The Spokesman of the Army, Col. Sagir Musa, Thursday, said the military came to that conclusion following the arrest of a commander of the terrorist group. Boko Haram, Mohammed Modu.
The News Agency of Nigeria (NAN) reports that in 2018, the Army leveled the same accusations against certain NGOs in the region.
The Army Spokesman noted that Modu belonged to the Abubakar Shekau’s faction of the terrorist group.
He revealed that according to investigations, Shekau’s faction of Boko Haram was receiving supplies of food and drugs from some NGOs in the region.
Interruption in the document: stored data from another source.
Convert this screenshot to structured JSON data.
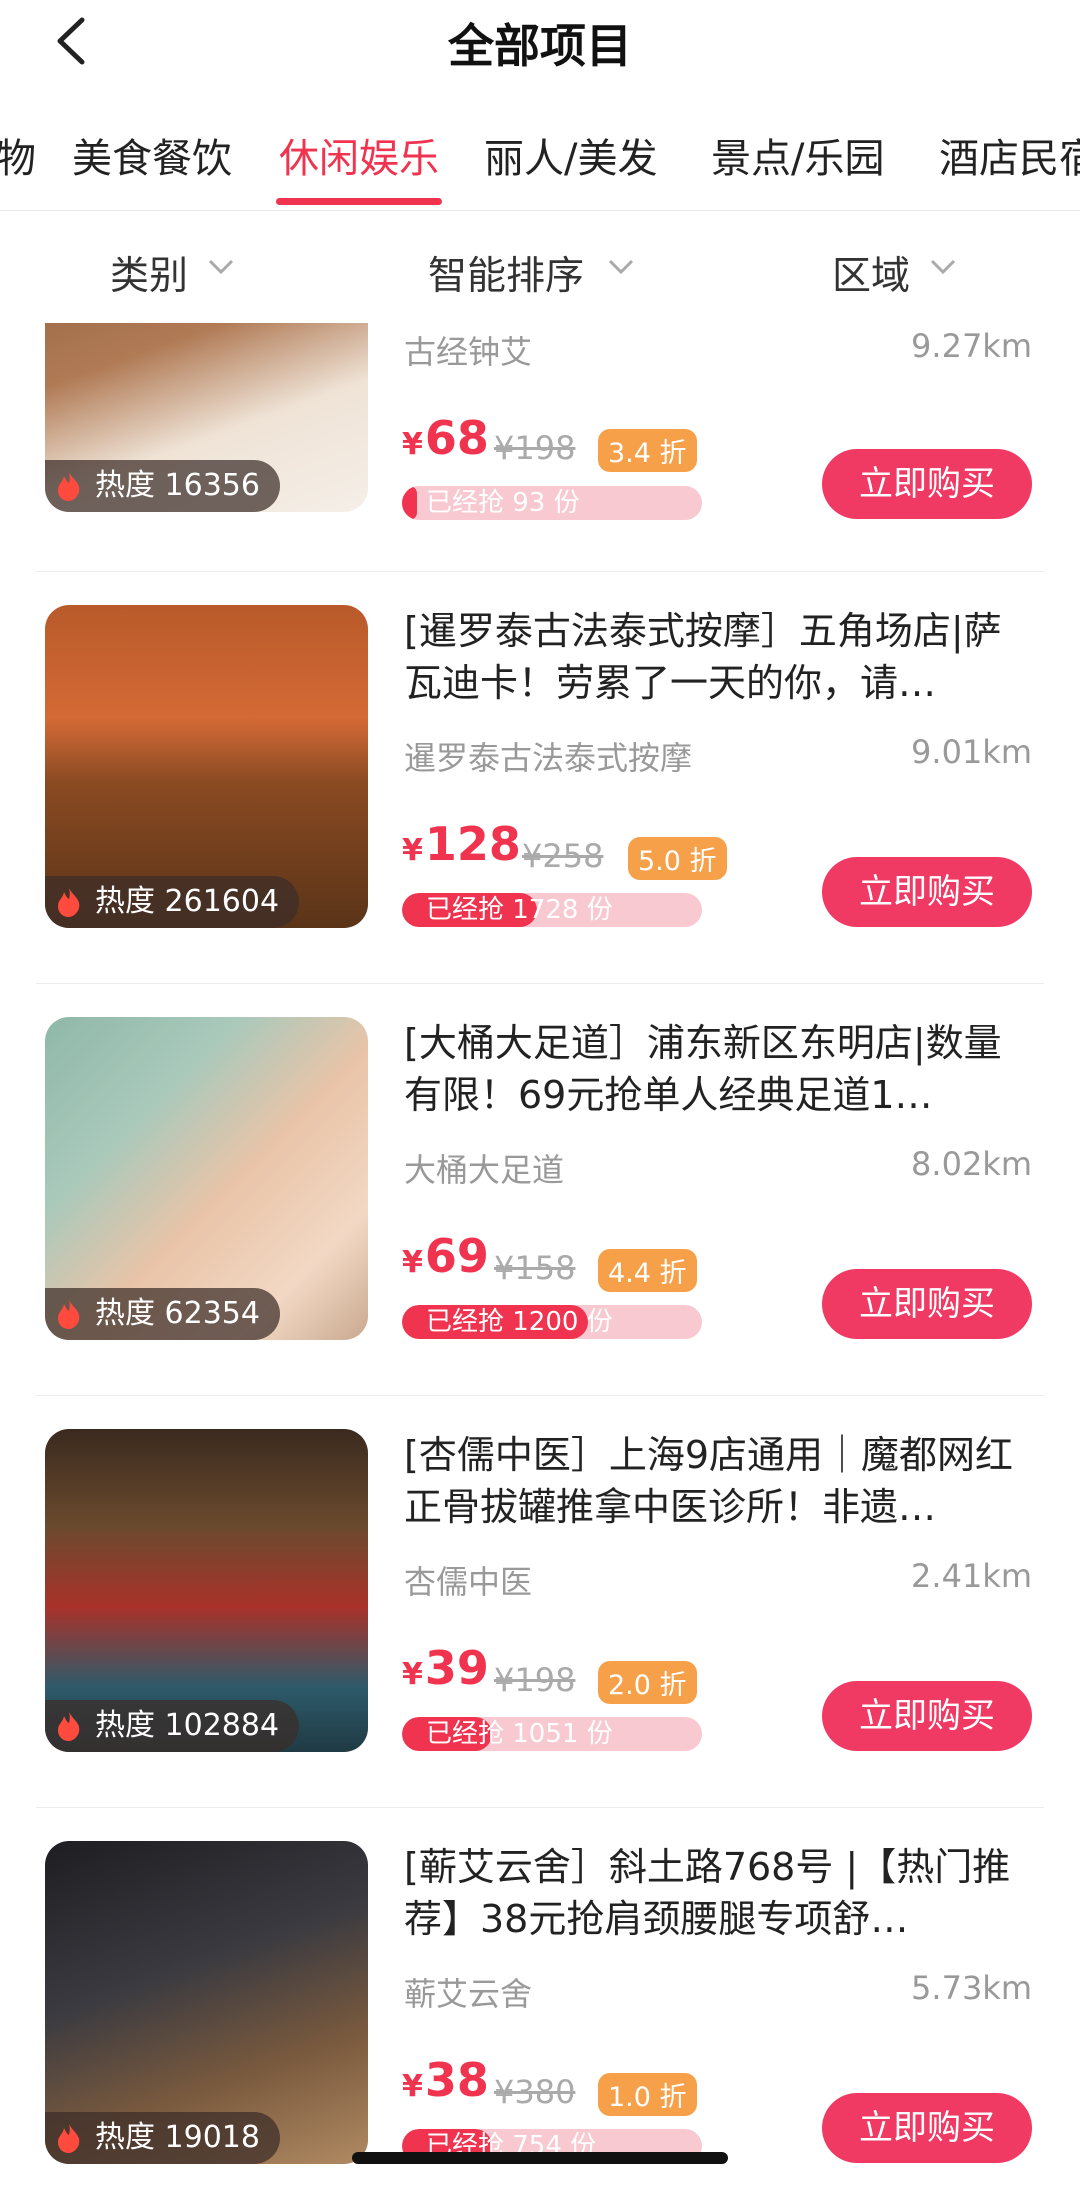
{
  "header": {
    "title": "全部项目"
  },
  "tabs": [
    "物",
    "美食餐饮",
    "休闲娱乐",
    "丽人/美发",
    "景点/乐园",
    "酒店民宿"
  ],
  "active_tab": "休闲娱乐",
  "filters": [
    "类别",
    "智能排序",
    "区域"
  ],
  "items": [
    {
      "title": "",
      "shop": "古经钟艾",
      "distance": "9.27km",
      "price": "68",
      "original": "¥198",
      "discount": "3.4 折",
      "sold": "已经抢 93 份",
      "sold_fraction": 0.05,
      "heat": "热度 16356",
      "buy": "立即购买"
    },
    {
      "title": "[暹罗泰古法泰式按摩］五角场店|萨瓦迪卡！劳累了一天的你，请…",
      "shop": "暹罗泰古法泰式按摩",
      "distance": "9.01km",
      "price": "128",
      "original": "¥258",
      "discount": "5.0 折",
      "sold": "已经抢 1728 份",
      "sold_fraction": 0.45,
      "heat": "热度 261604",
      "buy": "立即购买"
    },
    {
      "title": "[大桶大足道］浦东新区东明店|数量有限！69元抢单人经典足道1…",
      "shop": "大桶大足道",
      "distance": "8.02km",
      "price": "69",
      "original": "¥158",
      "discount": "4.4 折",
      "sold": "已经抢 1200 份",
      "sold_fraction": 0.62,
      "heat": "热度 62354",
      "buy": "立即购买"
    },
    {
      "title": "[杏儒中医］上海9店通用｜魔都网红正骨拔罐推拿中医诊所！非遗…",
      "shop": "杏儒中医",
      "distance": "2.41km",
      "price": "39",
      "original": "¥198",
      "discount": "2.0 折",
      "sold": "已经抢 1051 份",
      "sold_fraction": 0.3,
      "heat": "热度 102884",
      "buy": "立即购买"
    },
    {
      "title": "[蕲艾云舍］斜土路768号 |【热门推荐】38元抢肩颈腰腿专项舒…",
      "shop": "蕲艾云舍",
      "distance": "5.73km",
      "price": "38",
      "original": "¥380",
      "discount": "1.0 折",
      "sold": "已经抢 754 份",
      "sold_fraction": 0.3,
      "heat": "热度 19018",
      "buy": "立即购买"
    }
  ]
}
The Army Colonel described the such logistics support to terrorists, as “serious security breaches.’’
Warning such NGOs to “desist from compromising Nigeria’s national security and war efforts against terrorism,” he advised them to operate in accordance with the procedures of International Humanitarian Laws, as well as the Laws of Armed Conflict.
He said: “The Nigerian Army will no longer tolerate such acts of sabotage inimical to the fight against terrorism by any organisation or agency, and will not hesitate to sanction any such recalcitrant organisation as appropriate.”
“We call on all NGOs and members of humanitarian agencies to keep to their legitimate norms in the discharge of their acclaimed humanitarian duties,” Musa stated.
According to news agency reports, the army in December 2018, suspended the United Nations International Children’s Emergency Fund (UNICEF) from operating in the North-East theatre.
The Fund was accused of ignoring its duty of catering for children and the vulnerable “and engaging in training selected persons for clandestine activities.”
The Military, which had since reversed its decision on UNICEF, warned that it will not tolerate any form of sabotage from individuals, groups or organizations.